The Invention of Trustless Systems
Many people see “crypto” as just a slow database and dismiss it as effectively useless, or worse, a Ponzi scheme. But from what I can tell, blockchain systems have solved the puzzle of creating a trustless system for the first time in human history. And in the context of what I wrote above, such systems may be critical to the future of humanity.
So let’s unpack that. First, what is a trustless system?
Blockchains are software applications that work by distributing many different copies of a shared ledger, ideally across the world and many thousands of computers. For example if I send you some Bitcoin, the transaction is broadcast to everyone in the network, verified as valid, and then transcribed as an update to the shared ledger. Notably, once the transaction has been written to the shared ledger, it is effectively immutable, meaning it can never be changed. This critical quality of immutability is achieved using cryptographic hashes, where each new set of entries is encrypted into a “block” that incorporates the prior block hash, forming a long chain. This is why its called a blockchain, and why its so hard to change the history. Changing just a single penny from a transaction 10 years ago would trigger a giant cascade of mismatched hashes, and the network would easily identify and trash your version.
Note that it’s not an entirely trustless system, in the sense that it does depend on the (ideally) many thousands of people running it. Also it can be attacked if someone were to control more than 50% of the ledger. But the difficulty for achieving 50% control of a well distributed system is massive, especially if there is a financial element tied in like a cryptocurrency (please try!).

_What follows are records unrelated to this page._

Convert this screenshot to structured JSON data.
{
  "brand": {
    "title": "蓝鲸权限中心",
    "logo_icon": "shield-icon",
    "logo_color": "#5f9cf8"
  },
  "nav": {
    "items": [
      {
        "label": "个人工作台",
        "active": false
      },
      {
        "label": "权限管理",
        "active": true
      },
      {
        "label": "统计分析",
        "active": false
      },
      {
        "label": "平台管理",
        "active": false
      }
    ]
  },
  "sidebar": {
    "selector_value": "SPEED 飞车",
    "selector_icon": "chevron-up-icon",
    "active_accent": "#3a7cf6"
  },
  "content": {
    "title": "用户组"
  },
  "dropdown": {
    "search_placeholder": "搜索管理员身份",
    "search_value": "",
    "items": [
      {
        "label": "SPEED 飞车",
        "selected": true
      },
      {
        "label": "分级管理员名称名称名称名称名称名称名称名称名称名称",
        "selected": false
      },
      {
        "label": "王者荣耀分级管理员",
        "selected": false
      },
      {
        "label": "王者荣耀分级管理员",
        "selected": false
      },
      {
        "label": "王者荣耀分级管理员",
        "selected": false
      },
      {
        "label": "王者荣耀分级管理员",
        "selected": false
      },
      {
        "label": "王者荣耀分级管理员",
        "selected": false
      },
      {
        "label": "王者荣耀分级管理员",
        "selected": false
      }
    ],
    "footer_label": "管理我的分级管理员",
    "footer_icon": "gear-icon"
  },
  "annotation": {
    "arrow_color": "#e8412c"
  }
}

Thus in practice these systems are considered effectively trustless, because they don’t require you to trust a singular entity like you do with all our other systems.
Consider the example I gave above where your bank can simply delete the money in your account. If your money was on a blockchain, not only could the bank not do that, nobody could do that- not criminals, not the government, nobody except you. In a blockchain system, only the person who holds the private key associated with funds can transact with them. When it comes to money, the characteristic of personal autonomy is incredibly important, but for the purpose of this essay I am going to focus on the characteristic of immutability. Because ultimately blockchains aren’t limited to tracking money- that was just Satoshi’s first, wildly successful experiment. Blockchains can also be used to store any type of information.

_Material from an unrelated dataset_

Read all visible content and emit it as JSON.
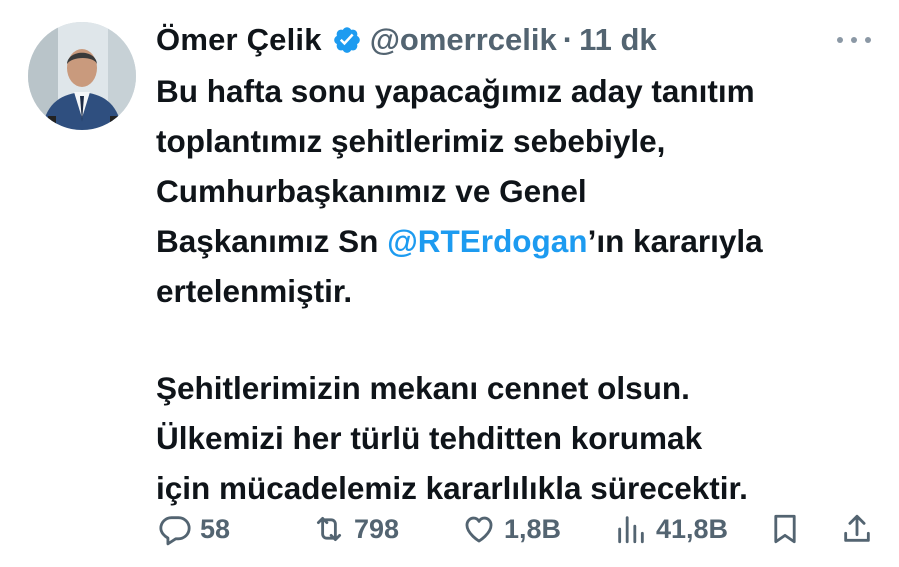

To give just a few examples of information that would be useful to have stored immutably:
• Votes
• Ownership Records (your home, car, etc.)
• Basic data about the world (weather, price indexes, census data, etc.

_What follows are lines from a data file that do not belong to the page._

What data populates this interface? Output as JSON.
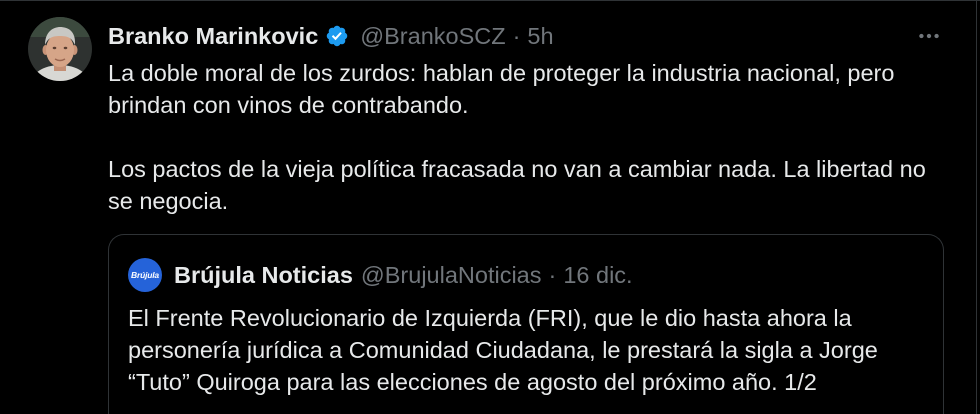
{
  "colors": {
    "background": "#000000",
    "text_primary": "#e7e9ea",
    "text_secondary": "#71767b",
    "verified_badge": "#1d9bf0",
    "border": "#2f3336",
    "quoted_logo": "#2563d9"
  },
  "tweet": {
    "author": {
      "avatar_icon": "user-avatar-photo",
      "name": "Branko Marinkovic",
      "verified_icon": "verified-badge-icon",
      "handle": "@BrankoSCZ",
      "separator": "·",
      "time": "5h"
    },
    "more_icon": "more-horizontal-icon",
    "paragraphs": [
      [
        "La doble moral de los zurdos: hablan de proteger la industria nacional, pero",
        "brindan con vinos de contrabando."
      ],
      [
        "Los pactos de la vieja política fracasada no van a cambiar nada. La libertad no",
        "se negocia."
      ]
    ],
    "quoted_tweet": {
      "logo_text": "Brújula",
      "name": "Brújula Noticias",
      "handle": "@BrujulaNoticias",
      "separator": "·",
      "date": "16 dic.",
      "lines": [
        "El Frente Revolucionario de Izquierda (FRI), que le dio hasta ahora la",
        "personería jurídica a Comunidad Ciudadana, le prestará la sigla a Jorge",
        "“Tuto” Quiroga para las elecciones de agosto del próximo año. 1/2"
      ]
    }
  }
}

• Custody/Supply Chain Records
• Health Records
• Academic Records
In the US we take the reliability of these records for granted, because our bookkeeping systems tend to function. But in many other countries, records like this are far from dependable. For example when the Taliban regained control of Afghanistan, what do you think happened to the academic records of women? How about their ownership records? Ultimately a correctly implemented blockchain system introduces a brand new truth primitive data structure. It’s more reliable than a human being, and also doesn’t rely on a series of custodial trust-based entities like physical evidence does. Of course just because something is on a blockchain doesn’t mean it’s correct. Lies can be encoded onto the chain just the same. And it doesn’t mean the Taliban won’t take your house. But it does mean that what was put there will remain there, immutably, and in context of the battle of truth versus power, that’s a big deal.
I‘m not sure anyone has described this idea so succinctly as Balaji Srinivasan, who wonderfully labels all our current data as fiat information, meaning it’s true because someone powerful said so. In this presentation Balaji explains that our information supply chain is fundamentally broken, and how this new truth primitive can be used to form a new, credible base layer of real event truth. Granted, that only addresses part of the problem- the event truth layer. What about the hypothetical truth? Can this new truth primitive help there too? I believe the answer is yes.
Man vs Machine
Before I cover this final point, it’s important to reiterate that humans are really bad at remembering things. Our short term memories are known to max out at around 7 concepts, and our long term memories are notoriously distorted and patchy. As a workaround, our brains take all sorts of shortcuts, which is why we’re so subjective in our opinions. The impact of these limitations cannot be overstated- every single conversation we have is brutally uninformed and restricted in scope, and it’s even worse if the dialogue is out loud.
Consider the broad implications of this in combination with what I covered earlier about poor event truth measurement:
• We’re never quite sure of what is happening or has happened
• We forget everything almost immediately
• We trust those given authority to sort it all out
Our entire our society is shaped by these “qualities”, but one consequence in particular that I want to highlight is the complete lack of accountability that we currently consider normal. For example, after lying us into the Iraq war, what consequences did the New York Times face? After legalizing torture and then overseeing the waterboarding of innocent Iraqis, what consequences has George W. Bush faced? Last I checked even liberals were fawning over Bush and yearning for the “decorum” of his era, because everyone has forgotten how awful he really was. This is colloquially known as the memory hole, but is actually applicable outside our brains too, in that throughout history very little data was ever truly “saved”. For example we only have a record of certain events because one woman decided to record 30 years of continuous television onto VHS tapes.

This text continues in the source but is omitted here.